Even though it’s now in the past, convenience retailers aren’t forgetting what could have been one of the most monumental mergers in industry history.
Nearly a year after it announced its bid to acquire 7-Eleven parent company Seven & i Holdings, Alimentation Couche-Tard withdrew its offer in July. The Canadian retailer, which operates the Circle K banner, said a lack of engagement from Seven & i was a major roadblock to the deal, which would’ve included over 80,000 7-Eleven c-stores globally.
To call the deal gargantuan would be an understatement. In the U.S. — where Circle K and 7-Eleven are the two largest c-store chains — Couche-Tard would’ve added over 9,300 c-stores on top of its existing 6,700.
At the height of their merger talks, the companies publicly revealed that they’d begun identifying over 2,000 overlapping locations they could divest — as well as pinpointing possible buyers — to avoid potential antitrust pitfalls. Although talks fizzled, the c-store industry spent months pondering where these overlapping stores were located and who those potential buyers might have been, especially in the U.S.
It’s unclear what criteria the companies used to determine if sites were overlapping, but it turns out there are far more than 2,000 sites that sit within close proximity of one another.
Specifically, there are 3,300 7-Eleven c-stores within a 5-minute driving radius of a Circle K across the U.S., according to mapping data by intelligence platform Locatium. Markets that see the most 5-minute driving overlap between the two retailers include South Florida, Central Texas and Southern California, as well as major cities such as Chicago, Atlanta, Phoenix and Denver, according to the dataset.

Locatium’s dataset combines U.S. roads and highways with isochrone mapping, which analyzes whether certain areas can be reached within a given time or distance. In this case, the isochrones calculate drive times between store locations and identify potential overlap or competitive tension between 7-Eleven and Circle K sites.

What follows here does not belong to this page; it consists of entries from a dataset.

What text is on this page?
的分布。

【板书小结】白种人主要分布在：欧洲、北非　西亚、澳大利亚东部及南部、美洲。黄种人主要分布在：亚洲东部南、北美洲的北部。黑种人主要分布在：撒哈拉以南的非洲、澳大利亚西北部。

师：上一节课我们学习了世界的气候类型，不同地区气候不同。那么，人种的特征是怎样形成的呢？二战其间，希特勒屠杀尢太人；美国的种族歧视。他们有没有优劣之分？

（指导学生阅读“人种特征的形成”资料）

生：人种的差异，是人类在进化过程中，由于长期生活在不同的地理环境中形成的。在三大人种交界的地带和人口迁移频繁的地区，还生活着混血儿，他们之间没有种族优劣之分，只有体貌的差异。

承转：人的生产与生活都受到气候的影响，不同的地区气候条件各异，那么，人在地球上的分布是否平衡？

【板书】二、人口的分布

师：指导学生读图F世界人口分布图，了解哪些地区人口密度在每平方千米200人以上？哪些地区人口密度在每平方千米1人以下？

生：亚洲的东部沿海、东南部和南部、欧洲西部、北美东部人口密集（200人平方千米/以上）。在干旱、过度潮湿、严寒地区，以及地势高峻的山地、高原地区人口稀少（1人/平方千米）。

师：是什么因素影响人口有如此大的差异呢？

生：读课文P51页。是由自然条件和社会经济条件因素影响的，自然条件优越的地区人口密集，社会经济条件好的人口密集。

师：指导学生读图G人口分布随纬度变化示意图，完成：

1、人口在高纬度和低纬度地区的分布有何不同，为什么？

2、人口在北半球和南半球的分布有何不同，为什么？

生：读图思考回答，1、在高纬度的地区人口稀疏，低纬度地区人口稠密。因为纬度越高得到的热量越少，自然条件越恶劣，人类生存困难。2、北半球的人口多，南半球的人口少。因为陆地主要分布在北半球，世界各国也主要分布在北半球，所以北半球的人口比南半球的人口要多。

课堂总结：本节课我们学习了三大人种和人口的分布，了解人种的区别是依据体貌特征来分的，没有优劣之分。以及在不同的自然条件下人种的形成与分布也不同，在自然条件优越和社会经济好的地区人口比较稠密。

The dataset highlights stores that could have become part of the same network had the merger gone through, Fernando Carrasco, CEO and co-founder at Locatium.AI, said in an interview. It also represents locations that could have been sold off or relocated due to regulatory contractions, he added.
Although it’s only speculative for now, the data nonetheless paints a picture of how certain markets could have been impacted had the merger gone through. It also underscores just how closely the country’s two largest c-store chains compete in key markets.
For example, about 600 of the 1,100 c-stores 7-Eleven has in the stretch of California between Los Angeles, Palm Springs and San Diego are within a 5-minute drive of a Circle K, according to the dataset. And of the roughly 500 c-stores 7-Eleven has in Dallas — the retailer’s North American headquarters and one of its largest markets in the U.S. — about 260 of them are within a 5-minute drive of a Circle K, according to the dataset.

Despite the clarity of the dataset, Carrasco emphasized that it’s a “first-cut model,” focusing only on drive-time proximity, meaning that while it’s useful for preliminary insight, it shouldn’t be the only source used for strategic decisions.
To get a full picture when assessing competition and cannibalization efforts, c-store retailers should use “a wide range of variables beyond distance, such as location attractiveness, fuel pricing, in-store offerings, traffic patterns and brand strength,” he said.